The Philippines is home to nearly 3.9 million guns – legal and illegal, according to the University of Sydney’s School of Public Health in Australia. The number, which the University says is alarmingly high, could be on the increase due to steady demand for the weapons and the presence of back-alley manufacturers.
The Philippines imposes a ban on the carrying of guns for six months in the run up to elections, around the time of which violence is common. However, Filipinos often find it easy to find illegal gunsmiths. Despite the high gun-crime rates, many people push for liberal gun laws in the hope that they would boost production in the growing industry and help crackdown on illegal manufacturers.
Dismantling an industry that became a source of income for many generations will be problematic. Factory owner Romulo de Leon III told Reuters that his factory produces about 20,000 guns a year, with 85% exported abroad. De Leon is the second largest gun manufacturer in the Philippines. Exports amount to $23.4 million between 2000-11.

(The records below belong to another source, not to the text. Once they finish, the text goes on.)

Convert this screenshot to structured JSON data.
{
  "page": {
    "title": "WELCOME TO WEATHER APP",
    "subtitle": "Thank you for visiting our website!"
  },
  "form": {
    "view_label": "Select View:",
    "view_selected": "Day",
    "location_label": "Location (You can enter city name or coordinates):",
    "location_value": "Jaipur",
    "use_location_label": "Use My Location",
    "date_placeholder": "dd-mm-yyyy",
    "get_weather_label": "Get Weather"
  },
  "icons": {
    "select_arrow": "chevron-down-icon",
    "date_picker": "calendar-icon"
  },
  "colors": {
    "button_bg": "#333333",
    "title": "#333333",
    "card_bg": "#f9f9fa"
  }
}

“What we want is a more balanced gun legislation, not too restrictive, but we also understand that guns must be regulated,” Armscor head Demetrio Tuason, the largest and oldest manufacturer in the Philippines. Nandy Pacheco of the Gunless Society group, referring to recent fatal shootings in Colorado, told Reuters: “Our gun laws are encouraging a culture of guns, a culture of violence. When do we act? Are we waiting for a similar attack to happen here in our movie houses?”.